By Kevin O'Marah | November 06, 2015
Operational Antifragility in Action
June 26 2026
By Kevin O'Marah | November 06, 2015
Org charts are an indispensable artefact of big companies. At the top we have a CEO who has an essentially singular focus on increasing shareholder value. Other C-level roles are usually pretty clearly defined – sales delivers revenue, finance keeps the money straight, legal guards against culpability.
Supply chain, however, is stuck with an ambiguous, conflicting set of operating metrics that shadow those of the CEO. Cost control is tops, but right behind is customer delivery, and just in case this balancing act isn’t tricky enough, supply chain also owns “enablement” of everything from innovation to sustainability.
We have only ourselves to blame. Rather than keep it simple by limiting the scope of supply chain to its traditional place as a cost centre, we have taken the red pill and now are seeing how deep the rabbit hole goes (a reference to The Matrix, for those who don’t recognise it).

We embrace the design-for-X principle that pulls us into stage-gate meetings with product development. We believe in the potential of S&OP to streamline operations, so we collaborate with marketing and sales. We believe that supply chain, managed as an end-to-end process, will drive profitability and we hope the CEO appreciates it. Unfortunately, the scorecard for end-to-end supply chain ultimately comprises nearly everything in the P&L.
The result, from an organisational design perspective, is a constantly shifting pile of sand.
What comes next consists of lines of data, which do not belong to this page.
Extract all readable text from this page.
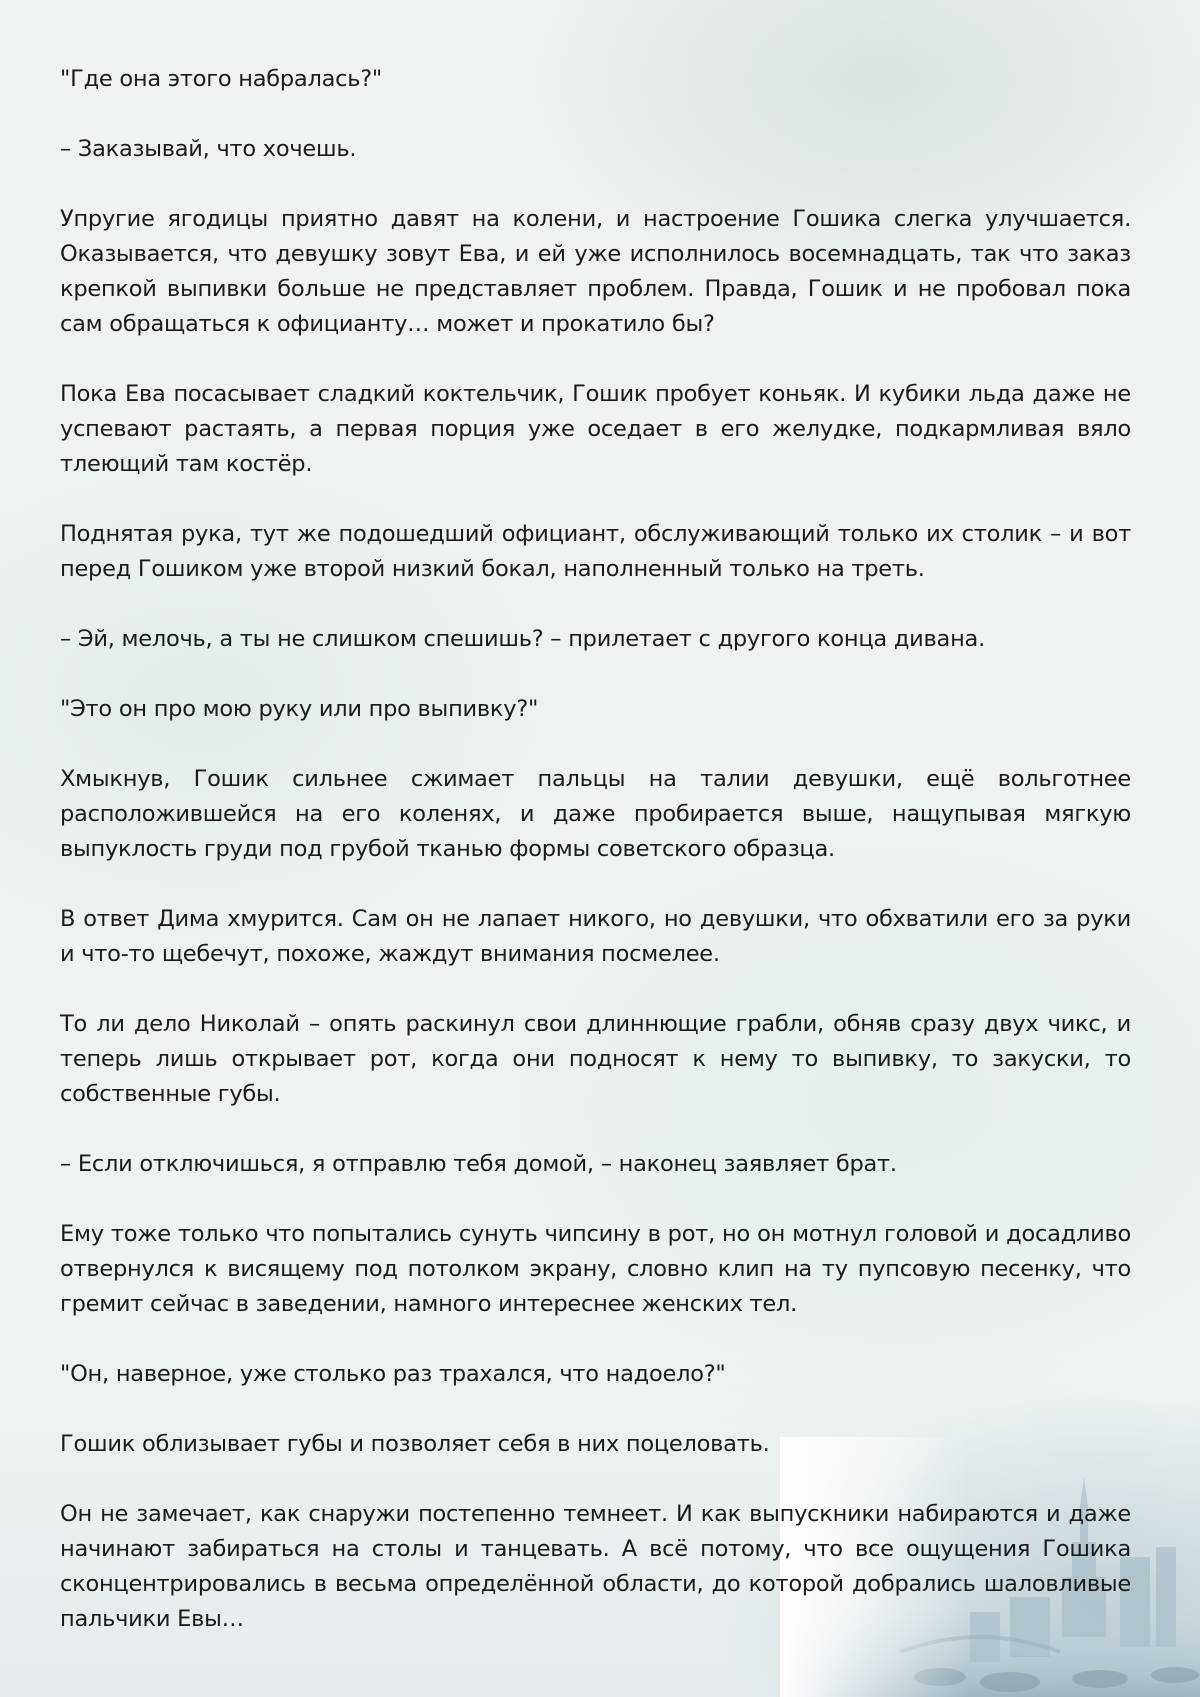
"Где она этого набралась?"

– Заказывай, что хочешь.

Упругие ягодицы приятно давят на колени, и настроение Гошика слегка улучшается. Оказывается, что девушку зовут Ева, и ей уже исполнилось восемнадцать, так что заказ крепкой выпивки больше не представляет проблем. Правда, Гошик и не пробовал пока сам обращаться к официанту… может и прокатило бы?

Пока Ева посасывает сладкий коктельчик, Гошик пробует коньяк. И кубики льда даже не успевают растаять, а первая порция уже оседает в его желудке, подкармливая вяло тлеющий там костёр.

Поднятая рука, тут же подошедший официант, обслуживающий только их столик – и вот перед Гошиком уже второй низкий бокал, наполненный только на треть.

– Эй, мелочь, а ты не слишком спешишь? – прилетает с другого конца дивана.

"Это он про мою руку или про выпивку?"

Хмыкнув, Гошик сильнее сжимает пальцы на талии девушки, ещё вольготнее расположившейся на его коленях, и даже пробирается выше, нащупывая мягкую выпуклость груди под грубой тканью формы советского образца.

В ответ Дима хмурится. Сам он не лапает никого, но девушки, что обхватили его за руки и что-то щебечут, похоже, жаждут внимания посмелее.

То ли дело Николай – опять раскинул свои длиннющие грабли, обняв сразу двух чикс, и теперь лишь открывает рот, когда они подносят к нему то выпивку, то закуски, то собственные губы.

– Если отключишься, я отправлю тебя домой, – наконец заявляет брат.

Ему тоже только что попытались сунуть чипсину в рот, но он мотнул головой и досадливо отвернулся к висящему под потолком экрану, словно клип на ту пупсовую песенку, что гремит сейчас в заведении, намного интереснее женских тел.

"Он, наверное, уже столько раз трахался, что надоело?"

Гошик облизывает губы и позволяет себя в них поцеловать.

Он не замечает, как снаружи постепенно темнеет. И как выпускники набираются и даже начинают забираться на столы и танцевать. А всё потому, что все ощущения Гошика сконцентрировались в весьма определённой области, до которой добрались шаловливые пальчики Евы…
Top supply chain executives are in some cases actually called “Chief Supply Chain Officer” – a title not uncommon in consumer packaged goods and some hi-tech companies. Such executives often have direct control over procurement, manufacturing and distribution. These are the lucky ones. They own cost and service and are taken seriously by their board-level colleagues.
Far more common, however, is the SVP of supply chain, which in some cases is effectively a sourcing role, in others a logistics function. The goal in most of these situations is decisively cost biased, but with an overhanging duty to assure supply. End to end is still a reality that is obvious to these supply chain leaders, but too often other executives don’t understand it and end up confounding your best efforts.
Many top supply chain executives lead via some kind of centre of excellence or matrix overlay structure. In these cases, CEO-style goals can usually be managed to, but only with a liberal use of councils, panels and dotted-line accountabilities.
Whatever the structure in place, supply chain often lacks the goal clarity inherent in sales, marketing, engineering and even human resources. For people working in these organisations the combination of constant reorganisation and conflicting goals leaves many confused about their mission and even the chain of command.
Data from our 2015 Future of Supply Chain survey shows just how confused our teams are. Only 10% of companies with two or more respondents in our sample agreed with each other as to whether their supply chain functions were centralised, decentralised or managed in a matrix.

The takeaway is not that we should revert backward to our siloed past, but forward to a structure that underpins the same measure of success applied to the CEO – operating profitability. It is classically cross-functional and depends on constantly making good business decisions about when and where to spend on supply, capacity, inventory and transportation in order to grab the most operating margin possible.
This means managing ambiguity. Customers are not all equally deserving of platinum service and not all plants and warehouses can or should be 100% lean. To think like a CEO is to accept some lost battles while winning the war.
Structure is critical, but there is no single right answer. Some like BASF manage very effectively with a complex shared service overlay model that complements business units. Others like Colgate-Palmolive leverage a robust central command structure that is truly end to end. In both of these cases, supply chain leadership sits firmly at the table and contributes massive shareholder value.
Success for supply chain leaders depends on building an organisation that not only works as an end-to-end profit machine, but also that can translate its performance into clear goals aligned with the CEO.